I told you she wasn’t going to
die, that was just a remission,
I think you call it, said
the 3 day beard in a soiled
undershirt.

I’m afraid I’m not much use 
to you, Mother, said I feebly.
I brought you a bottle of wine
—a little late for Easter

Did you? What kind of wine?
A light wine?

Sherry.

What?

Jeres. You know, jerez.
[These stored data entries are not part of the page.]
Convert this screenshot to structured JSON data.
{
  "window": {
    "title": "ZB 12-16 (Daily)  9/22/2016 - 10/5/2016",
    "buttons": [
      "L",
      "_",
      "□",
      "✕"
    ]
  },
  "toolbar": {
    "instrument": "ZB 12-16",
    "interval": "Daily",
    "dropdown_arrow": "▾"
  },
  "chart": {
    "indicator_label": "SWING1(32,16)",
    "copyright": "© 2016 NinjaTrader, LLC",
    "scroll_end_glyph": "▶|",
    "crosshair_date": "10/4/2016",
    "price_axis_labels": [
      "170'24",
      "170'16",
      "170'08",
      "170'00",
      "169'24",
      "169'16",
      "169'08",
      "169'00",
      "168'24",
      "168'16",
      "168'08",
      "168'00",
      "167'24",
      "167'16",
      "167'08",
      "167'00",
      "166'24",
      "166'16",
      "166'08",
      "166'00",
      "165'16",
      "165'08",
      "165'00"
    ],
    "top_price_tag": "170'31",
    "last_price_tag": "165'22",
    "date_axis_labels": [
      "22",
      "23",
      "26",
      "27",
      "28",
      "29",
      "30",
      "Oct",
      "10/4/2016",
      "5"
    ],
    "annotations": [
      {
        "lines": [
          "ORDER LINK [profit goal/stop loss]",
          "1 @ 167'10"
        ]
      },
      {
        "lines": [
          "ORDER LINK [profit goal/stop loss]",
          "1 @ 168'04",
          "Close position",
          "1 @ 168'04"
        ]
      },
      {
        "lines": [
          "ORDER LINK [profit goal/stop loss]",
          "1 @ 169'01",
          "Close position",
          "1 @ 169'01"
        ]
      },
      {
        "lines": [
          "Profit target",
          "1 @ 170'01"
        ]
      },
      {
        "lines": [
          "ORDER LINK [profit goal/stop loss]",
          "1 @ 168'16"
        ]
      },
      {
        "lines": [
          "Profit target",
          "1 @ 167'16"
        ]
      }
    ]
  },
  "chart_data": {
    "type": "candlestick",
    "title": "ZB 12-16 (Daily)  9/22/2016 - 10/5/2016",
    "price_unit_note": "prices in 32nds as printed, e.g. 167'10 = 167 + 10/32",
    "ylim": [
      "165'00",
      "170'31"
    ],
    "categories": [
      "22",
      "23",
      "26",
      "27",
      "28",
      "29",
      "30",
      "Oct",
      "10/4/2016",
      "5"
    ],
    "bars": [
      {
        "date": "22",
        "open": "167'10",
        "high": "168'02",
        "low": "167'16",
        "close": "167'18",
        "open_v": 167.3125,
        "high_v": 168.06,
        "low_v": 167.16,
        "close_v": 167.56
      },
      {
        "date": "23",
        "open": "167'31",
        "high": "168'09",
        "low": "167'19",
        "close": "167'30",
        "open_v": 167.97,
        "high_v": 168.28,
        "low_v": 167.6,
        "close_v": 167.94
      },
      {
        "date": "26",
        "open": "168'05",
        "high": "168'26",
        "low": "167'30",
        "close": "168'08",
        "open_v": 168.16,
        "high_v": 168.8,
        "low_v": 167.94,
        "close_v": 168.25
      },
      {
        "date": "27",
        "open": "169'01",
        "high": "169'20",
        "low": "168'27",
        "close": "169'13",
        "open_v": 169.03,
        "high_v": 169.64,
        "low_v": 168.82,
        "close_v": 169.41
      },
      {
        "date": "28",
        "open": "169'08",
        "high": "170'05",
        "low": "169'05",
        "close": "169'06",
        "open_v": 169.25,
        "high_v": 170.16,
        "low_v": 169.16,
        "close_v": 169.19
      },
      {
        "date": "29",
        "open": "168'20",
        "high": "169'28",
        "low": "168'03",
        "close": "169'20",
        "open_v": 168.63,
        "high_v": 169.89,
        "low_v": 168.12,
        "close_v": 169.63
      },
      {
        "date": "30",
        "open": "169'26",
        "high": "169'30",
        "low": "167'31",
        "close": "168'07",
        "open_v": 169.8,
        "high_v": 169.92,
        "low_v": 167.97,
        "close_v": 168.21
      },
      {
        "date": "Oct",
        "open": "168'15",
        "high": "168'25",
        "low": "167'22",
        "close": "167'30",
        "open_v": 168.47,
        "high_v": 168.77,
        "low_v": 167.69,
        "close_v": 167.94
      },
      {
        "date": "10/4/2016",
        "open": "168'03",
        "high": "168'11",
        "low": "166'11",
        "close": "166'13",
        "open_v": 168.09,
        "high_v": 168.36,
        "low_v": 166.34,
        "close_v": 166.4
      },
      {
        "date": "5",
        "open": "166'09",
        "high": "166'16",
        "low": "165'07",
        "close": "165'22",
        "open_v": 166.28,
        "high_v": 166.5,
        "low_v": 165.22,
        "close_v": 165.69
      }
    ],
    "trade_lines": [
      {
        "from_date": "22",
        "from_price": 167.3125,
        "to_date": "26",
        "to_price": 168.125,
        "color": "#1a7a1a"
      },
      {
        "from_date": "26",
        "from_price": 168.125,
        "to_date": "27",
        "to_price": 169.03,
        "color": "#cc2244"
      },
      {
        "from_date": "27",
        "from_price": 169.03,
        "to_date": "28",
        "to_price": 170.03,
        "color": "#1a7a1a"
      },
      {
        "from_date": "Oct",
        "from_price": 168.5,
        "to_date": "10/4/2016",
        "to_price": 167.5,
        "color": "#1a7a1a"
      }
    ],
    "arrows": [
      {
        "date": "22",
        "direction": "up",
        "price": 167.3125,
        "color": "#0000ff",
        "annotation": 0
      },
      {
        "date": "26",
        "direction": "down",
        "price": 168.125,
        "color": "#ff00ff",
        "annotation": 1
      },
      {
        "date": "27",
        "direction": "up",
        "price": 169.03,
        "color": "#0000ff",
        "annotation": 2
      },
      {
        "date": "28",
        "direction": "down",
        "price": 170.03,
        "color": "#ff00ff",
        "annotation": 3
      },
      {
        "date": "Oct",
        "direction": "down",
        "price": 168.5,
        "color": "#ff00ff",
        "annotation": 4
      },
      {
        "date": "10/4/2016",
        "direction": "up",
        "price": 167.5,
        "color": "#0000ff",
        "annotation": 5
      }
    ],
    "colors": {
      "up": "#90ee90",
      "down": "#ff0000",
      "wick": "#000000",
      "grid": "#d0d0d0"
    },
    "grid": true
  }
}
Here
                  (giving it to her)

So big! That will be my baby
now!
        (cuddling it in her arms)
Ave Maria Purissime! It is heavy!
I wonder if I could take
a little glass of it now?

                                    Has
she eaten anything yet?

                                    Has
she eaten anything yet!

Six oysters—she said
she wanted some fish and that’s
all we had. A round
of bread and butter and a
banana                .

                                    My God!

—two cups of tea and some
ice-cream.

           Now she wants the wine.

Will it hurt her?

                          No, I think
nothing will hurt her.

                                  She’s
one of the wonders of the world
I think, said his wife.

                            (To make the language
record it, facet to facet
not bored out—
                          with an auger.

—to give also the unshaven,
                       the rumblings of a
catastrophic past, a delicate
defeat—vivid simulations of
the mystery        .        )

We had leeks for supper, I said
What?

          Leeks! Hulda
gave them to me, they were going
to seed, the rabbits had
eaten everything else. I never  
tasted better—from Pop’s old
garden     .

             Pop’s old what?

I’ll have to clean out her ears.
So my year is ended. Tomorrow
it will be April, the glory gone
the hard-edged light elapsed. Were
it not for the March within me,
the intensity of the cold sun, I
could not endure the drag
of the hours opposed to that weight,
the profusion to come later, that
comes too late. I have already
swum among the bars, the angular
contours, I have already lived
the year through                  .
          
                           Elena is dying

The canary, I said, comes and sits
on our table in the morning
at breakfast, I mean walks about
on the table with us there
and pecks at the table-cloth

                                He must
be a smart little bird

                                Goodbye!